Überschuldungsquote gestiegen
Ganz überraschend sind die Zahlen zur Kinderarmut nicht. Denn auch die Überschuldungsquote von Privatpersonen ist in Herne in den vergangenen Jahren weiter gestiegen.
Im Jahr 2018 waren laut Schuldneratlas der Wirtschaftsauskunftei Creditreform 23.791 Menschen in Herne überschuldet, eine Quote von 18,06 Prozentpunkten.
Kommune muss Eigenanteil bei Förderanträgen leisten
Auch im Hinblick auf Fördermöglichkeiten durch den Aufruf „Starke Quartiere – starke Menschen“ seinen Mittel des ESF zum Thema Kinderarmut von der Stadt Herne nicht beantragt worden, so die Landesregierung.
Warum aber lässt sich Herne solche Fördergelder entgehen? Die Stadt betont auf WAZ-Anfrage, dass sie großen Wert darauf lege, Präventionsangebote vorzuhalten und Familien lebensbegleitend Angebote zu unterbreiten. „Gleichwohl müssen wir prüfen, ob jedes Förderprogramm geeignet ist, so dass wir in 2018 aufgrund der Unwägbarkeiten in Hinblick auf die Leistungen des Eigenanteils, die gefordert werden, sowie aufgrund der Kurzfristigkeit und der Antragsmodalitäten entschieden haben, keinen Antrag zu stellen“, sagt Stadtsprecher Christoph Hüsken.

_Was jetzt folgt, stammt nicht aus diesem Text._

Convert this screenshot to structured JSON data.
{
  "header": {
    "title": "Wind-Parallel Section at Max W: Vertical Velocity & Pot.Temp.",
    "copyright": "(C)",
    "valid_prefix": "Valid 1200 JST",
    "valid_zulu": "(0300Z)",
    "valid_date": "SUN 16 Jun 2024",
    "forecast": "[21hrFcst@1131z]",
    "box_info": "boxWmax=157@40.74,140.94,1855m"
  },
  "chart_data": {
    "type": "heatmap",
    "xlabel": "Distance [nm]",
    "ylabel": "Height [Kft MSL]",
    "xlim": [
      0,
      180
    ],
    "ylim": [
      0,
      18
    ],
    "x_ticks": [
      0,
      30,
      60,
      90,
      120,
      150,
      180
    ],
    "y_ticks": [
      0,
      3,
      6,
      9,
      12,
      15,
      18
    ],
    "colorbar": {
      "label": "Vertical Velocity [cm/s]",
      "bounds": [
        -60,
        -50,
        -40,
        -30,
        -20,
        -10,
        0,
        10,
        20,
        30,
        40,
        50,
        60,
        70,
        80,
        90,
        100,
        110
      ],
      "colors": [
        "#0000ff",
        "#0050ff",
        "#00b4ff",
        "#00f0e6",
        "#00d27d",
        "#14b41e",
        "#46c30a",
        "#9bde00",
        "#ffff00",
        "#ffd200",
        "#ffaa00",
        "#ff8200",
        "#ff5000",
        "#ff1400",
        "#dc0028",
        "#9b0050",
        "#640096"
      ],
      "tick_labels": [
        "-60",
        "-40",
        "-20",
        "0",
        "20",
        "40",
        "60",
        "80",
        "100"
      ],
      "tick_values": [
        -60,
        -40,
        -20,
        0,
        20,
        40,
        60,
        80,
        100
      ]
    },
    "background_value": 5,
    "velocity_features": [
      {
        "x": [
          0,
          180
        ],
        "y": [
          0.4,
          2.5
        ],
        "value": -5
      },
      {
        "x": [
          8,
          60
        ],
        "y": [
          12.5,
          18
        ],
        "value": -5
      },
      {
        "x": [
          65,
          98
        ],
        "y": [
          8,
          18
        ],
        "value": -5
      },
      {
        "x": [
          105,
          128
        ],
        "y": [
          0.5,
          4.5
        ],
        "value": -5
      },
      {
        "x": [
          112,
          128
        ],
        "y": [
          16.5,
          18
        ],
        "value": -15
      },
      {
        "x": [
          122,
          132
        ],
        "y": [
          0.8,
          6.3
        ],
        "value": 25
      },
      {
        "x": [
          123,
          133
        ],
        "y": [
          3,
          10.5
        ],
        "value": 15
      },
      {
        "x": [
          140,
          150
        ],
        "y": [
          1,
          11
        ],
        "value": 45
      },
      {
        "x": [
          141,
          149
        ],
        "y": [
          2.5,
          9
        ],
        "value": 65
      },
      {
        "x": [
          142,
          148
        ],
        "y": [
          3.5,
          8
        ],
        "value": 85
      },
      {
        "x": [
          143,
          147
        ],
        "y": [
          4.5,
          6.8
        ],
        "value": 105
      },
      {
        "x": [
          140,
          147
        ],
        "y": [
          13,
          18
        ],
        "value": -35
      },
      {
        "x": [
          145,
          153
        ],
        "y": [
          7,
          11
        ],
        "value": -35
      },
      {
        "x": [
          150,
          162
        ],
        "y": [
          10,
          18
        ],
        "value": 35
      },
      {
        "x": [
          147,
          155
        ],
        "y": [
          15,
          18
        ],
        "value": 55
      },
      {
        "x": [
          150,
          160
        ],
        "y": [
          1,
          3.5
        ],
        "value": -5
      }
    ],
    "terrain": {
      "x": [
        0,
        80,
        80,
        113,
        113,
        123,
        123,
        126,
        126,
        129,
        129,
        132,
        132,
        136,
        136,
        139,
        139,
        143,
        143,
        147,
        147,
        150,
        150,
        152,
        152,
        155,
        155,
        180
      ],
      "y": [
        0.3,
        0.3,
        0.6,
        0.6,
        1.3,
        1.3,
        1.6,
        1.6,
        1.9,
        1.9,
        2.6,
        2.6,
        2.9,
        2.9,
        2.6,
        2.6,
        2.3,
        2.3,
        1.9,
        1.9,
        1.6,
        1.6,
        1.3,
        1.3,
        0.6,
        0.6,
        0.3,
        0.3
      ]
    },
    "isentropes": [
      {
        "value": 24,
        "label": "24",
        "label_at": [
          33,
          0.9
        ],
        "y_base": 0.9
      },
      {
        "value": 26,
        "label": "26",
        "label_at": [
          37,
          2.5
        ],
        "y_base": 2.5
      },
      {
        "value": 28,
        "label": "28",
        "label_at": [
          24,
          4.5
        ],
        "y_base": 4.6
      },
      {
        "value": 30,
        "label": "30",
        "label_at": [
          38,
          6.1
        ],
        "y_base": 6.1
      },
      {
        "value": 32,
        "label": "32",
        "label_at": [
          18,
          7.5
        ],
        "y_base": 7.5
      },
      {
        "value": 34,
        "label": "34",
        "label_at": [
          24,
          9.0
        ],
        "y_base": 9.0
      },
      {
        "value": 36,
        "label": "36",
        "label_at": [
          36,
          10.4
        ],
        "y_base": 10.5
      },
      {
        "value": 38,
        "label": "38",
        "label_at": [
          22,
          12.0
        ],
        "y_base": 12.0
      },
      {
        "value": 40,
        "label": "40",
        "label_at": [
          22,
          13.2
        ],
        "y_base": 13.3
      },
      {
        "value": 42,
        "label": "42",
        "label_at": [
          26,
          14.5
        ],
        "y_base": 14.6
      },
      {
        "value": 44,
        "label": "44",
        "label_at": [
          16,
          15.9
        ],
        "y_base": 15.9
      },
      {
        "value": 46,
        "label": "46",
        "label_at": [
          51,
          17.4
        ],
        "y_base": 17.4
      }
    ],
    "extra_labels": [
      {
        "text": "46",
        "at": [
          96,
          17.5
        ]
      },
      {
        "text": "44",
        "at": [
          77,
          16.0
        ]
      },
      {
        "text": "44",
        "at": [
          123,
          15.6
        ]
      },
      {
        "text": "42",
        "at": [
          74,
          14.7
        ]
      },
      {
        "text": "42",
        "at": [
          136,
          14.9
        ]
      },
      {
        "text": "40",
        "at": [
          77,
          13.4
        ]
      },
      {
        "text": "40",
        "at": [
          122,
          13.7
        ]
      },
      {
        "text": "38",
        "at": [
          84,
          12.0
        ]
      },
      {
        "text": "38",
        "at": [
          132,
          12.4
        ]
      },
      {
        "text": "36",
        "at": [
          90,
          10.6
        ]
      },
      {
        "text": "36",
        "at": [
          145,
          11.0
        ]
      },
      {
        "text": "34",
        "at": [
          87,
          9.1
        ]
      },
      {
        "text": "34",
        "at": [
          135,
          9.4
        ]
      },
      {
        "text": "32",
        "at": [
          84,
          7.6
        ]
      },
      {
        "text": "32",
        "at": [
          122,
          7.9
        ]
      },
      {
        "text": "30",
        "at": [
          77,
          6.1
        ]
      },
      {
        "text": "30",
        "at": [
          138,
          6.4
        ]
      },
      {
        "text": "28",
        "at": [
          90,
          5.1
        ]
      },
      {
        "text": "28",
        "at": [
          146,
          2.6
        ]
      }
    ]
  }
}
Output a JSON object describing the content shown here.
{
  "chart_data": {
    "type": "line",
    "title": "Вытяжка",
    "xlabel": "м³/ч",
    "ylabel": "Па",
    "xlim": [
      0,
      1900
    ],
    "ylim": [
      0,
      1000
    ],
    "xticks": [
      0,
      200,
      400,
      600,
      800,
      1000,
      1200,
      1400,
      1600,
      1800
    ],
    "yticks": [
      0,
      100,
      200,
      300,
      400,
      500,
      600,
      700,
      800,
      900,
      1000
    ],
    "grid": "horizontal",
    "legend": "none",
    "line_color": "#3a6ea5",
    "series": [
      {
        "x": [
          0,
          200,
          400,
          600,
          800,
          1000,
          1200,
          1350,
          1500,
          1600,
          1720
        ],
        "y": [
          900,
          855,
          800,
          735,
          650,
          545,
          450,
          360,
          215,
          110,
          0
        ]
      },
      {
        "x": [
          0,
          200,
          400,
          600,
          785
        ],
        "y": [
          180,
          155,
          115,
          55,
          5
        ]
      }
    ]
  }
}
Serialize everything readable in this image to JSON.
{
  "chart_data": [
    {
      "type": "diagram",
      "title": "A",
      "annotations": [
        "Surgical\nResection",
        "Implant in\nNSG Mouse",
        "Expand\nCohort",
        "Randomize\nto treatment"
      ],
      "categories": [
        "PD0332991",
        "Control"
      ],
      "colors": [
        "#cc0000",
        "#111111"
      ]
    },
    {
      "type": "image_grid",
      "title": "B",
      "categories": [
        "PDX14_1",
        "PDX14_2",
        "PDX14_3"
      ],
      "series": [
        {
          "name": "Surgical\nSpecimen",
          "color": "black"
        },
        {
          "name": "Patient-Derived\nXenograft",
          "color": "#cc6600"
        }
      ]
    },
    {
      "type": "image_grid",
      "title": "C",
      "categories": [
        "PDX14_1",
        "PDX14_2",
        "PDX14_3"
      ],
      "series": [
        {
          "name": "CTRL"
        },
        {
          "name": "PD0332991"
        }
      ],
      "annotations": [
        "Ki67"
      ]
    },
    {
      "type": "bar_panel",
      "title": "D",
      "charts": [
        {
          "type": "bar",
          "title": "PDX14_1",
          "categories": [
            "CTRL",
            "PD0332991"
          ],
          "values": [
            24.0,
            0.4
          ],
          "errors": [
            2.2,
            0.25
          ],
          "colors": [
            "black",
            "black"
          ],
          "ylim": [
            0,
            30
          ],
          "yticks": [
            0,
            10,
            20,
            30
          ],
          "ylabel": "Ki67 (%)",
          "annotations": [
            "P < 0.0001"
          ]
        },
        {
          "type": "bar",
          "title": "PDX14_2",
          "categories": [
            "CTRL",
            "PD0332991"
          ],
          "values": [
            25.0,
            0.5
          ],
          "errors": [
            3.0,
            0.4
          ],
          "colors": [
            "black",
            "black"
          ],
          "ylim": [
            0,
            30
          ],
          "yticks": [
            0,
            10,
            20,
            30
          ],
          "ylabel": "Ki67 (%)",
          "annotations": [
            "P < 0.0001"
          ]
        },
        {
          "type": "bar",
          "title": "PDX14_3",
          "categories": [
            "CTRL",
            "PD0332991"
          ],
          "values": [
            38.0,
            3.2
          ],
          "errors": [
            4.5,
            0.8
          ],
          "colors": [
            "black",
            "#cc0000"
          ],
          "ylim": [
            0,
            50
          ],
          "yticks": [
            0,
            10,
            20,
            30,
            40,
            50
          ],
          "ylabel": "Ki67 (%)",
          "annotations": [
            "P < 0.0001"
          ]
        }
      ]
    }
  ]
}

Denn die Fördermittel sind häufig an eine Kofinanzierung der Kommune gebunden. Die Stadt Herne habe dem Land den Wunsch vermittelt, Förderanträge praxistauglicher zu gestalten – damit künftig vielleicht mehr EU-Finanzspritzen nach Herne fließen und die Kinderarmut besser bekämpft werden kann.